El shopping center, o shopping mall, vidriera de todas las
vidrieras, impone su presencia avasallante. Las multitudes acuden, en
peregrinación, a este templo mayor de las misas del consumo. La mayoría de los
devotos contempla, en éxtasis, las cosas que sus bolsillos no pueden pagar,
mientras la minoría compradora se somete al bombardeo de la oferta incesante y
extenuante. El gentío, que sube y baja por las escaleras mecánicas, viaja por el
mundo: los maniquíes visten como en Milán o París y las máquinas suenan como en
Chicago, y para ver y oír no es preciso pagar pasaje. Los turistas venidos de
los pueblos del interior, o de las ciudades que aún no han merecido estas
bendiciones de la felicidad moderna, posan para la foto, al pie de las marcas
internacionales más famosas, como antes posaban al pie de la estatua del prócer
en la plaza. Beatriz Solano ha observado que los habitantes de los barrios
suburbanos acuden al center, al shopping center, como antes acudían al centro.
El tradicional paseo del fin de semana al centro de la ciudad, tiende a ser
sustituido por la excursión a estos centros urbanos. Lavados y planchados y
peinados, vestidos con sus mejores galas, los visitantes vienen a una fiesta
donde no son convidados, pero pueden ser mirones. Familias enteras emprenden el
viaje en la cápsula espacial que recorre el universo del consumo, donde la
estética del mercado ha diseñado un paisaje alucinante de modelos, marcas y
etiquetas.
La cultura del consumo, cultura de lo efímero, condena todo al
desuso mediático. Todo cambia al ritmo vertiginoso de la moda, puesta al
servicio de la necesidad de vender. Las cosas envejecen en un parpadeo, para ser
reemplazadas por otras cosas de vida fugaz. Hoy que lo único que permanece es la
inseguridad; las mercancías, fabricadas para no durar, resultan tan volátiles
como el capital que las financia y el trabajo que las genera. El dinero vuela a
la velocidad de la luz: ayer estaba allá, hoy está aquí, mañana quién sabe, y
todo trabajador es un desempleado en potencia. Paradójicamente, los shoppings
centers, reinos de la fugacidad, ofrecen la más exitosa ilusión de seguridad.

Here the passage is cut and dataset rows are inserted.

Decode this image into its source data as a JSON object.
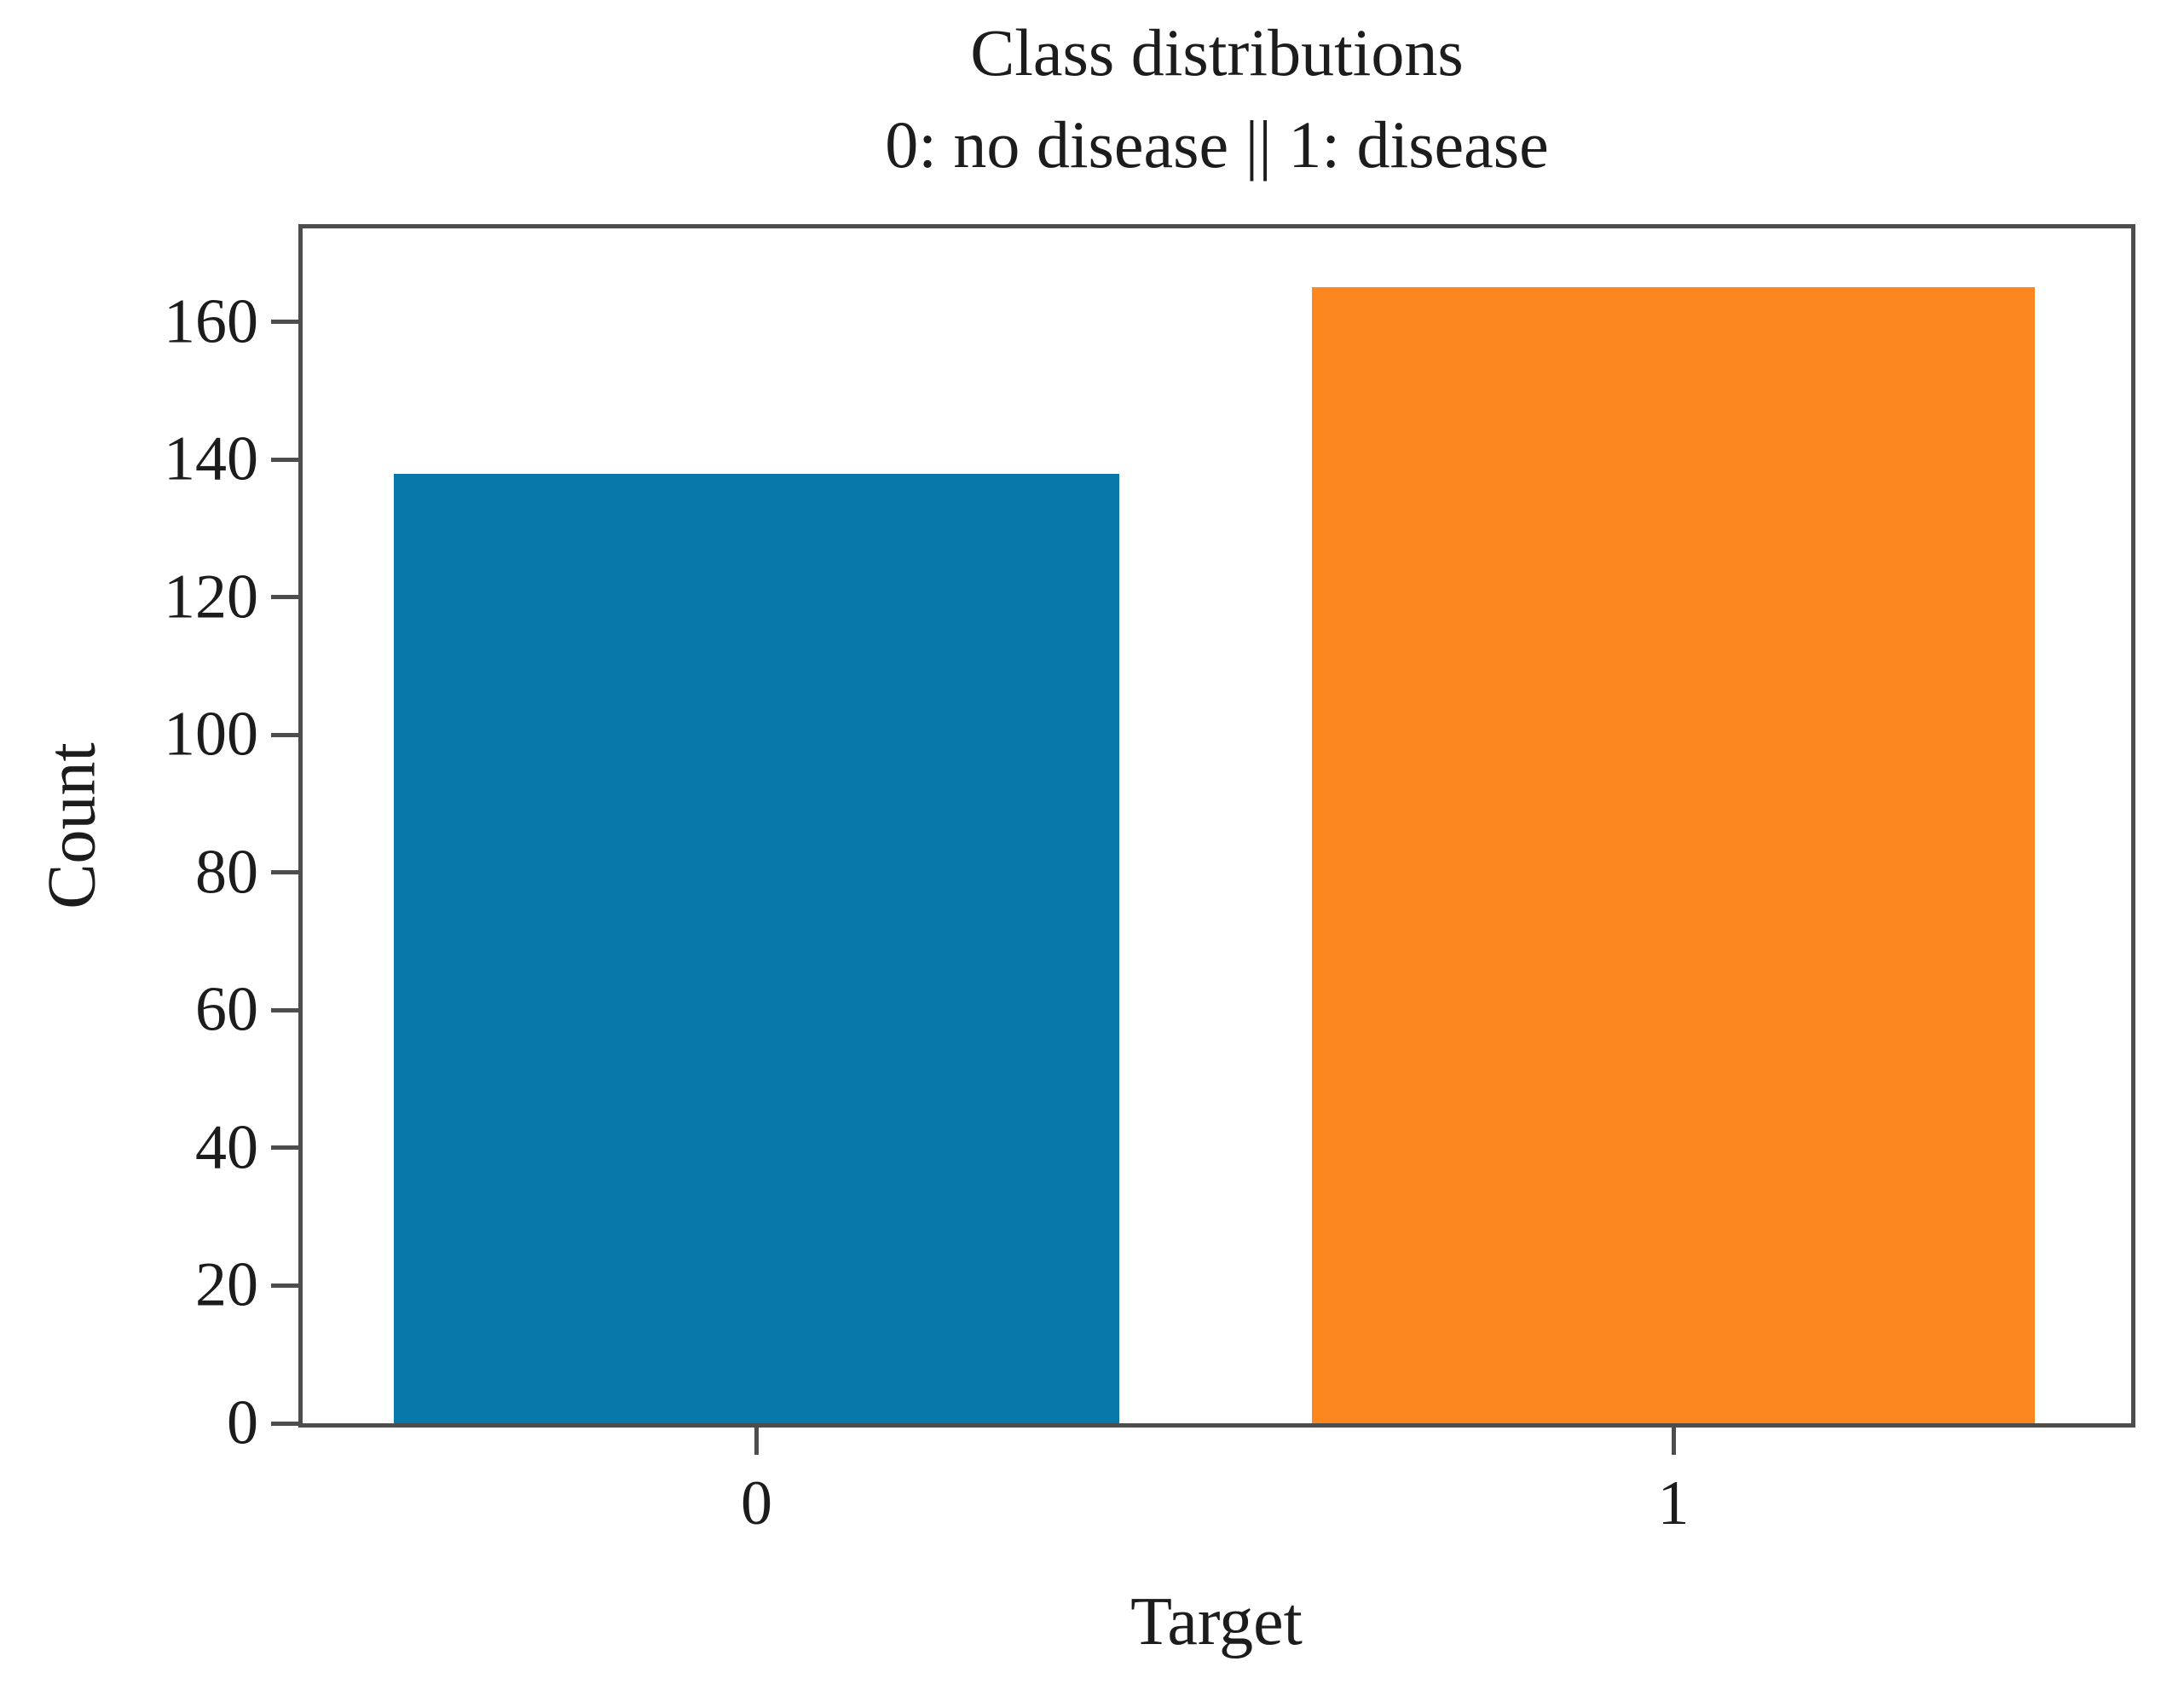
{
  "figure": {
    "title": "Class distributions",
    "subtitle": "0: no disease || 1: disease"
  },
  "chart_data": {
    "type": "bar",
    "title": "Class distributions",
    "subtitle": "0: no disease || 1: disease",
    "categories": [
      "0",
      "1"
    ],
    "values": [
      138,
      165
    ],
    "series": [
      {
        "name": "Target = 0 (no disease)",
        "value": 138,
        "color": "#0878aa"
      },
      {
        "name": "Target = 1 (disease)",
        "value": 165,
        "color": "#fd861f"
      }
    ],
    "xlabel": "Target",
    "ylabel": "Count",
    "ylim": [
      0,
      173.6
    ],
    "yticks": [
      0,
      20,
      40,
      60,
      80,
      100,
      120,
      140,
      160
    ],
    "grid": false,
    "legend": "none",
    "bar_colors": [
      "#0878aa",
      "#fd861f"
    ],
    "axis_color": "#4d4d4d",
    "text_color": "#1c1c1c",
    "background_color": "#ffffff"
  }
}
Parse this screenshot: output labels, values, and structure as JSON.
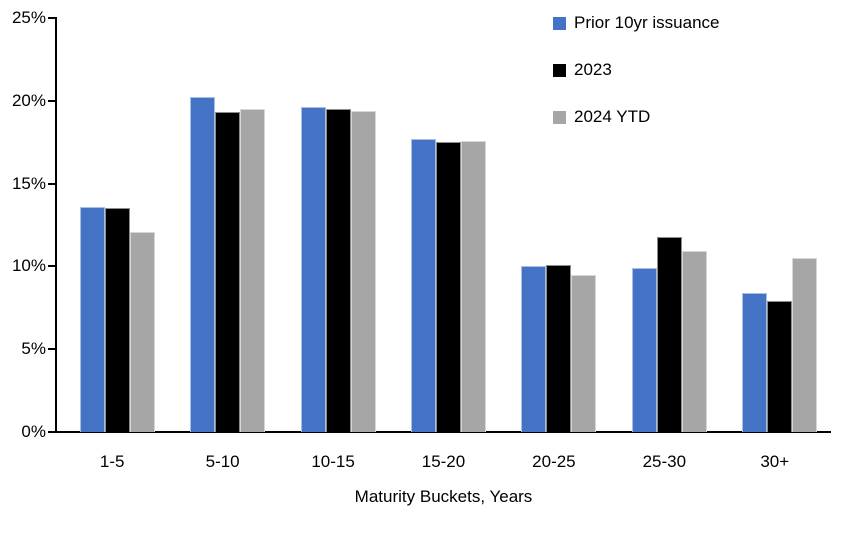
{
  "chart_data": {
    "type": "bar",
    "title": "",
    "xlabel": "Maturity Buckets, Years",
    "ylabel": "",
    "ylim": [
      0,
      25
    ],
    "y_tick_step": 5,
    "y_tick_labels": [
      "0%",
      "5%",
      "10%",
      "15%",
      "20%",
      "25%"
    ],
    "grid": false,
    "legend_position": "top-right",
    "axis_color": "#000000",
    "categories": [
      "1-5",
      "5-10",
      "10-15",
      "15-20",
      "20-25",
      "25-30",
      "30+"
    ],
    "series": [
      {
        "name": "Prior 10yr issuance",
        "color": "#4472C4",
        "values": [
          13.6,
          20.2,
          19.6,
          17.7,
          10.0,
          9.9,
          8.4
        ]
      },
      {
        "name": "2023",
        "color": "#000000",
        "values": [
          13.5,
          19.3,
          19.5,
          17.5,
          10.1,
          11.8,
          7.9
        ]
      },
      {
        "name": "2024 YTD",
        "color": "#A6A6A6",
        "values": [
          12.1,
          19.5,
          19.4,
          17.6,
          9.5,
          10.9,
          10.5
        ]
      }
    ]
  }
}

Ellos resisten fuera del tiempo, sin edad y sin raíz, sin noche y sin día y sin
memoria, y existen fuera del espacio, más allá de las turbulencias de la
peligrosa realidad del mundo.
Los dueños del mundo usan al mundo como si
fuera descartable: una mercancía de vida efímera, que se agota como se agotan, a
poco de nacer, las imágenes que dispara la ametralladora de la televisión y las
modas y los ídolos que la publicidad lanza, sin tregua, al mercado. Pero, ¿a qué
otro mundo vamos a mudarnos? ¿Estamos todos obligados a creernos el cuento de
que Dios ha vendido el planeta unas cuantas empresas, porque estando de mal
humor decidió privatizar el universo? La sociedad de consumo es una trampa
cazabobos. Los que tienen la manija simulan ignorarlo, pero cualquiera que tenga
ojos en la cara puede ver que la gran mayoría de la gente consume poco, poquito
y nada necesariamente, para garantizar la existencia de la poca naturaleza que
nos queda. La injusticia social no es un error que se debe corregir, ni un
defecto que se debe superar: es una necesidad esencial. No hay naturaleza capaz
de alimentar un shopping center del tamaño del planeta.